As everybody knows, Vlad Tepes, born in Transylvania Wallachia voivode, who inspired Bram Stoker to create his most famous character, Dracula, was a vindictive man. Perhaps this is one of the reasons he inspired the creation of Eye for an Eye, a special programme of films about revenge at the 13th Transylvania International Film Festival, which took place in the medieval city of Cluj-Napoca from 30th May to 8th June 2014.
On the other hand Mihai Chirilov, the artistic director of this major cinematic event in Romania, says that it is the film Blue Ruin by Jeremy Saulnier, which he saw at the festival in Locarno. Whatever the case, the programme was created and caught the attention not only of the public but of the FIPRESCI jury. It proved to be quite competitive.
After all, revenge is not just “a dish that should be served cold”, but also a very impressive dramatic tool that works almost one hundred percent of the time, thanks to the moral and ethical dilemmas that it generates. The Eye for an Eye program included 12 films which, taken as a whole, offer a multifaceted study of the justification of revenge and the effects it produces. Most of them exhibit the obvious signs — Tarantino-style violence, cruelty and black humour — yet each one talks about an individual form of revenge.

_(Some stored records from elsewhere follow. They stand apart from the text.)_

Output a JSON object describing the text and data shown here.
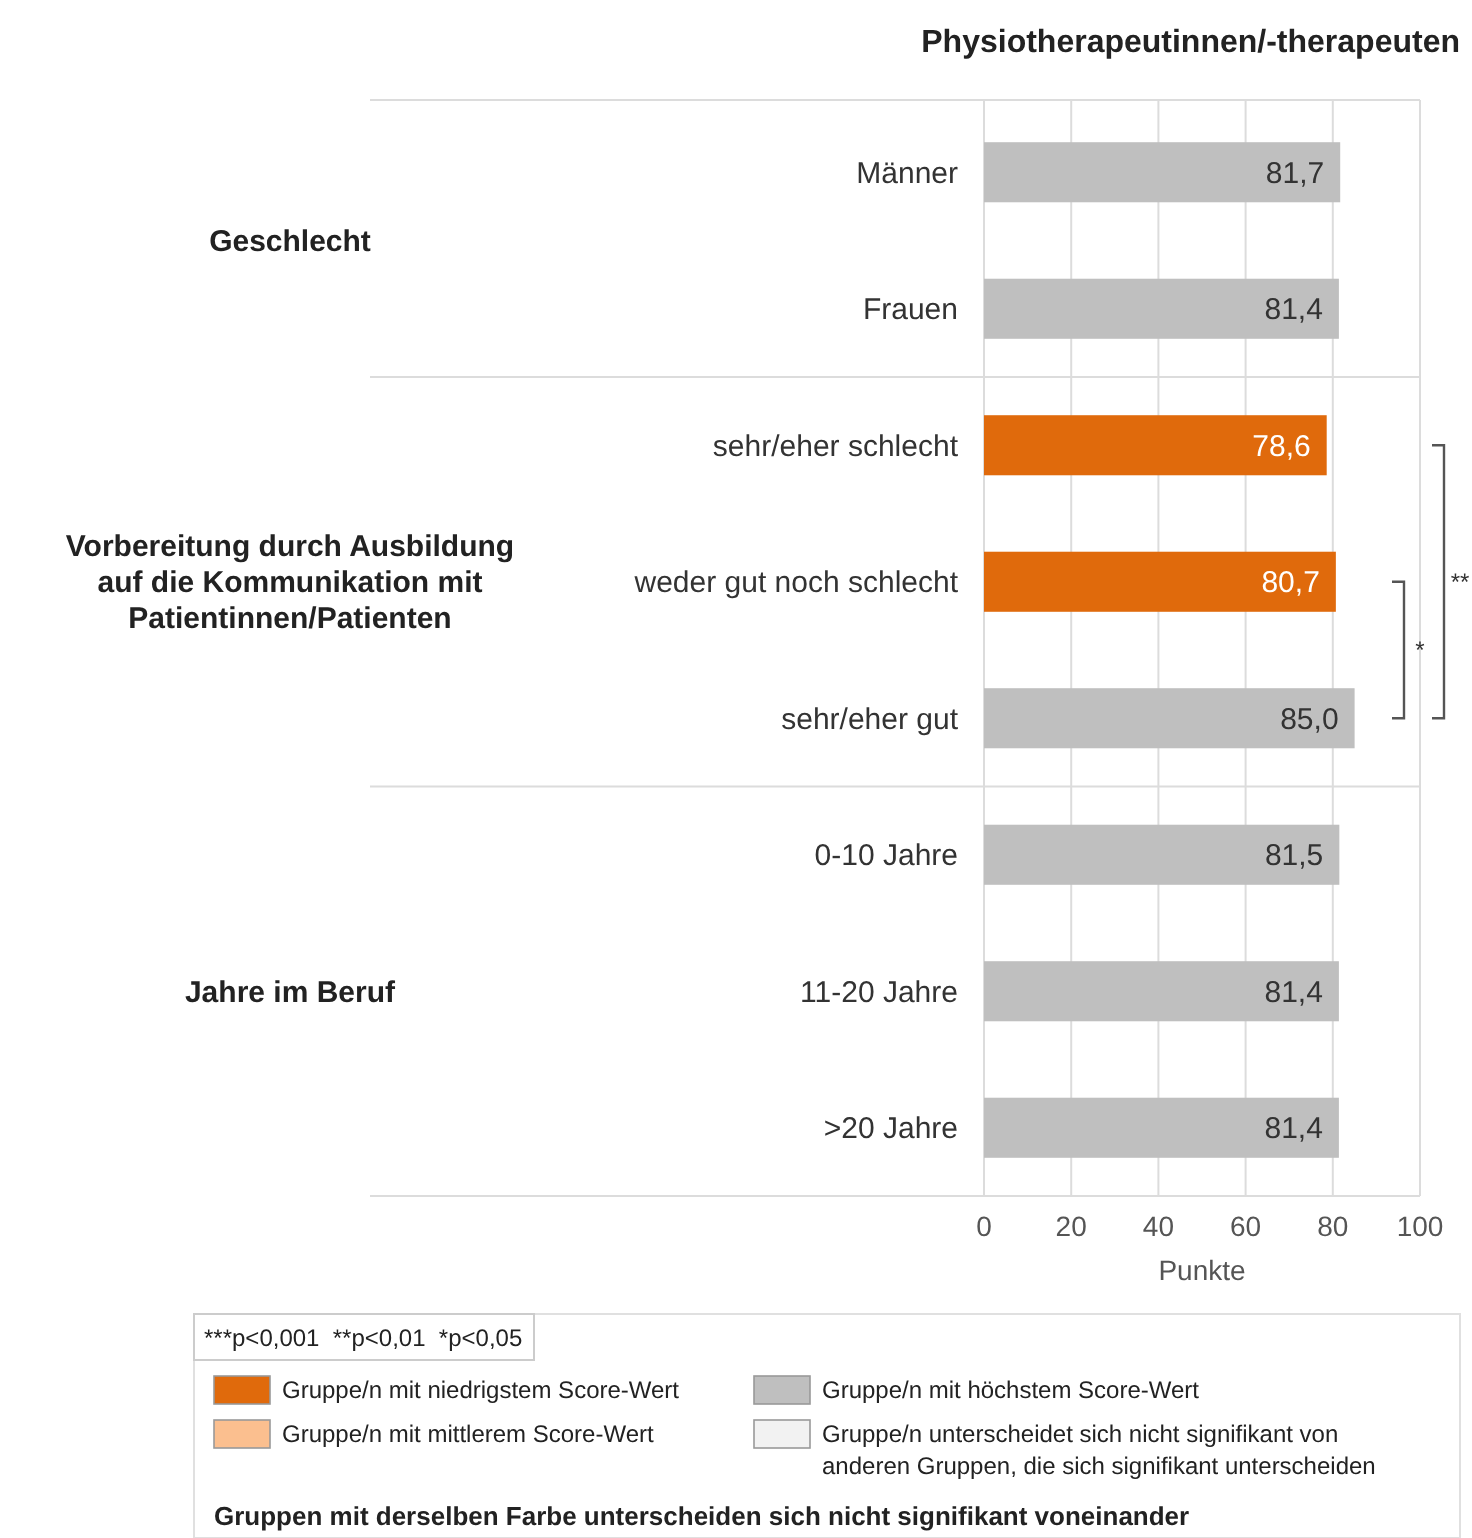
{
  "chart_data": {
    "type": "bar",
    "orientation": "horizontal",
    "title": "Physiotherapeutinnen/-therapeuten",
    "xlabel": "Punkte",
    "categories": [
      "Männer",
      "Frauen",
      "sehr/eher schlecht",
      "weder gut noch schlecht",
      "sehr/eher gut",
      "0-10 Jahre",
      "11-20 Jahre",
      ">20 Jahre"
    ],
    "series": [
      {
        "name": "Gruppe/n mit niedrigstem Score-Wert",
        "color": "#e06a0c",
        "values": [
          null,
          null,
          78.6,
          80.7,
          null,
          null,
          null,
          null
        ],
        "value_labels": [
          null,
          null,
          "78,6",
          "80,7",
          null,
          null,
          null,
          null
        ]
      },
      {
        "name": "Gruppe/n mit mittlerem Score-Wert",
        "color": "#fbbf8f",
        "values": [
          null,
          null,
          null,
          null,
          null,
          null,
          null,
          null
        ]
      },
      {
        "name": "Gruppe/n mit höchstem Score-Wert",
        "color": "#bfbfbf",
        "values": [
          81.7,
          81.4,
          null,
          null,
          85.0,
          81.5,
          81.4,
          81.4
        ],
        "value_labels": [
          "81,7",
          "81,4",
          null,
          null,
          "85,0",
          "81,5",
          "81,4",
          "81,4"
        ]
      },
      {
        "name": "Gruppe/n unterscheidet sich nicht signifikant von anderen Gruppen, die sich signifikant unterscheiden",
        "color": "#f2f2f2",
        "values": [
          null,
          null,
          null,
          null,
          null,
          null,
          null,
          null
        ]
      }
    ],
    "xlim": [
      0,
      100
    ],
    "xticks": [
      0,
      20,
      40,
      60,
      80,
      100
    ],
    "grid": "x",
    "legend": "bottom",
    "annotations": [
      "Geschlecht",
      "Vorbereitung durch Ausbildung auf die Kommunikation mit Patientinnen/Patienten",
      "Jahre im Beruf",
      "**",
      "*",
      "***p<0,001  **p<0,01  *p<0,05",
      "Gruppen mit derselben Farbe unterscheiden sich nicht signifikant voneinander"
    ]
  }
}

The main character of the Swedish film The Reunion (Afterraffen), Anna Odell (played by the director herself, giving this movie some autobiographical traits), takes revenge on her classmates by the fact of making this film. The heroine of the animated film Cheatin’ by the famous American independent director Bill Plympton takes revenge on her husband, by inhabiting the bodies of his many mistresses using a certain fantastic machine.
Brendan Gleeson’s character in Calvary by John Michael McDonagh (which was awarded the FIPRESCI Prize of the Transylvania International Film Festival) becomes himself the object of revenge, while he has to pay not only for his own sins but for someone else’s. In this oeuvre the revenge becomes a cause for purification and atonement.

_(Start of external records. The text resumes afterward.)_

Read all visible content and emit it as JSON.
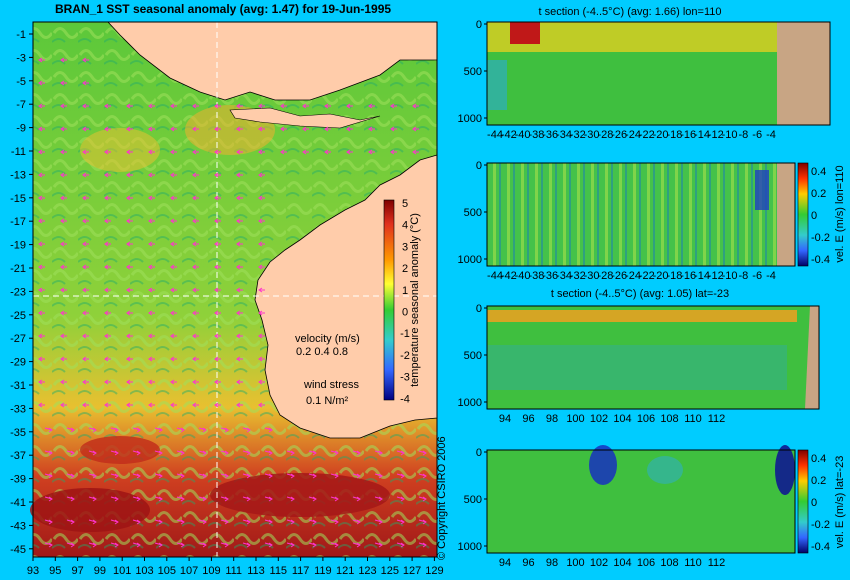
{
  "main_map": {
    "title": "BRAN_1 SST seasonal anomaly (avg: 1.47) for 19-Jun-1995",
    "y_ticks": [
      "-1",
      "-3",
      "-5",
      "-7",
      "-9",
      "-11",
      "-13",
      "-15",
      "-17",
      "-19",
      "-21",
      "-23",
      "-25",
      "-27",
      "-29",
      "-31",
      "-33",
      "-35",
      "-37",
      "-39",
      "-41",
      "-43",
      "-45"
    ],
    "x_ticks": [
      "93",
      "95",
      "97",
      "99",
      "101",
      "103",
      "105",
      "107",
      "109",
      "111",
      "113",
      "115",
      "117",
      "119",
      "121",
      "123",
      "125",
      "127",
      "129"
    ],
    "colorbar_label": "temperature seasonal anomaly (°C)",
    "colorbar_ticks": [
      "5",
      "4",
      "3",
      "2",
      "1",
      "0",
      "-1",
      "-2",
      "-3",
      "-4"
    ],
    "velocity_label": "velocity (m/s)",
    "velocity_values": "0.2 0.4 0.8",
    "wind_label": "wind stress",
    "wind_value": "0.1 N/m²",
    "copyright": "© Copyright CSIRO 2006",
    "colors": {
      "ocean_mid": "#3fbf3f",
      "land": "#ffccaa",
      "warm": "#b22222",
      "vectors": "#ff33cc"
    }
  },
  "panels": [
    {
      "title": "t section (-4..5°C) (avg: 1.66) lon=110",
      "y_ticks": [
        "0",
        "500",
        "1000"
      ],
      "x_ticks": [
        "-44",
        "-42",
        "-40",
        "-38",
        "-36",
        "-34",
        "-32",
        "-30",
        "-28",
        "-26",
        "-24",
        "-22",
        "-20",
        "-18",
        "-16",
        "-14",
        "-12",
        "-10",
        "-8",
        "-6",
        "-4"
      ],
      "colorbar": null
    },
    {
      "title": "",
      "y_ticks": [
        "0",
        "500",
        "1000"
      ],
      "x_ticks": [
        "-44",
        "-42",
        "-40",
        "-38",
        "-36",
        "-34",
        "-32",
        "-30",
        "-28",
        "-26",
        "-24",
        "-22",
        "-20",
        "-18",
        "-16",
        "-14",
        "-12",
        "-10",
        "-8",
        "-6",
        "-4"
      ],
      "colorbar": {
        "label": "vel. E (m/s) lon=110",
        "ticks": [
          "0.4",
          "0.2",
          "0",
          "-0.2",
          "-0.4"
        ]
      }
    },
    {
      "title": "t section (-4..5°C) (avg: 1.05) lat=-23",
      "y_ticks": [
        "0",
        "500",
        "1000"
      ],
      "x_ticks": [
        "94",
        "96",
        "98",
        "100",
        "102",
        "104",
        "106",
        "108",
        "110",
        "112"
      ],
      "colorbar": null
    },
    {
      "title": "",
      "y_ticks": [
        "0",
        "500",
        "1000"
      ],
      "x_ticks": [
        "94",
        "96",
        "98",
        "100",
        "102",
        "104",
        "106",
        "108",
        "110",
        "112"
      ],
      "colorbar": {
        "label": "vel. E (m/s) lat=-23",
        "ticks": [
          "0.4",
          "0.2",
          "0",
          "-0.2",
          "-0.4"
        ]
      }
    }
  ]
}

In A Touch of Sin (Tian Zhu Ding), the winner of the Cannes prize for best screenplay last year, director Zhangke Jia tells four stories of revenge which combine to create a disturbing portrait of modern China, which appears as an economic giant, corroded from the inside with violence. In order of Disappearance (Kraftidioten, directed by Hans Peter Moland), which was one of the favourites at the last Berlin Film Festival, is filled with a fair amount of black humour as the main character played by Stellan Skarsgard avenges the death of his son.

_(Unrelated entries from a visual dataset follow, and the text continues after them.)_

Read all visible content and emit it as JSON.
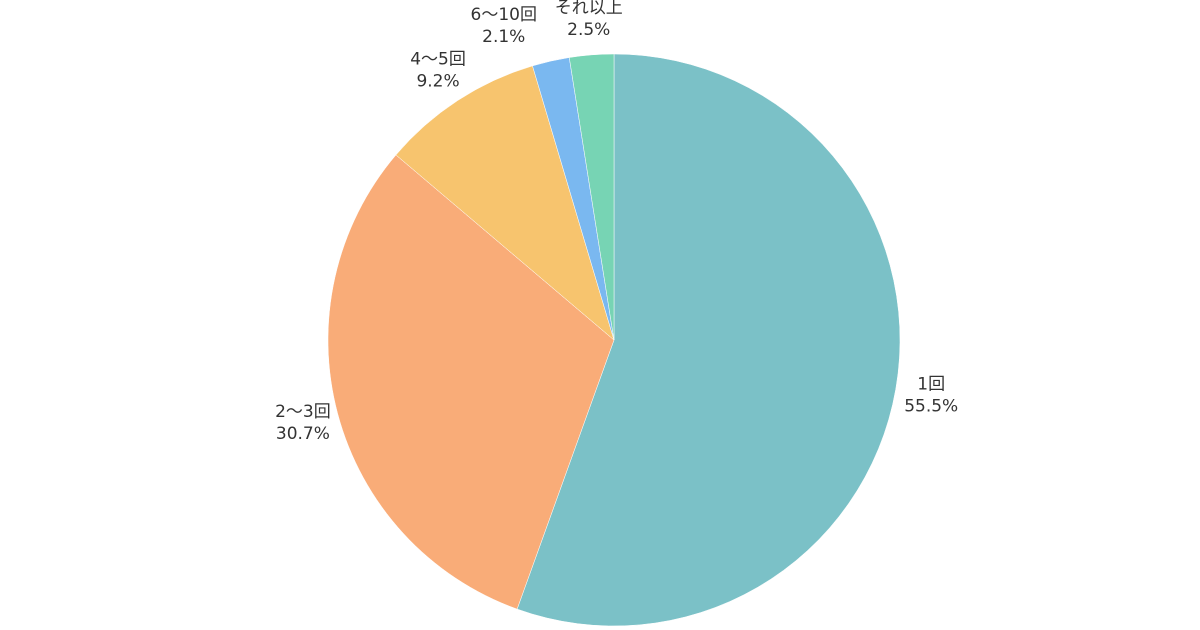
{
  "chart_data": {
    "type": "pie",
    "categories": [
      "1回",
      "2〜3回",
      "4〜5回",
      "6〜10回",
      "それ以上"
    ],
    "values": [
      55.5,
      30.7,
      9.2,
      2.1,
      2.5
    ],
    "value_labels": [
      "55.5%",
      "30.7%",
      "9.2%",
      "2.1%",
      "2.5%"
    ],
    "colors": [
      "#7bc1c7",
      "#f9ac78",
      "#f7c46e",
      "#7ab8f0",
      "#77d4b4"
    ]
  }
}
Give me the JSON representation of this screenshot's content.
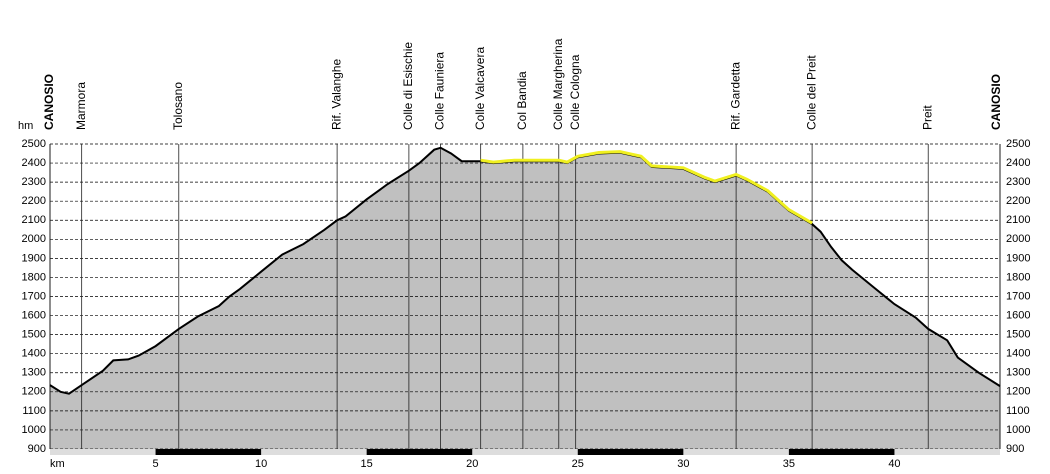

The main characters of the Japanese-Indonesian film Killers by the Mo Brothers, packed with aestheticised violence in the Asian spirit, are driven by different motives: one of them is turned into a maniac by guilt for the death of his beloved sister and the other is immersed in a world of bloody violence, trying to take revenge on a corrupt oligarch who destroyed his career and life.
Torn by grief (his wife and daughter were killed during one of his missions) and a thirst for revenge, the best special agent in North Korea (The Suspect (Yong-Eui-Ja) directed by Won Shin-yun) declares war to the whole world. It seems that this film opens up new horizons in the thriller genre — even Paul Greengrass might envy such visual style — and the saturation of each shot with an incredible number of events set out with machine-gun speed seems to be beyond the capabilities of human perception.
All these twelve films have their merits and demerits and are characterized by a different artistic level, but there’s no question that each of them provokes the viewer to explore his own vision about himself and the world and pulls him out of his comfort zone. So the An Eye for an Eye programme was a success and one of the cornerstones of the bastion of freedom of creativity and expression that is without any doubt the Transylvania International Film Festival.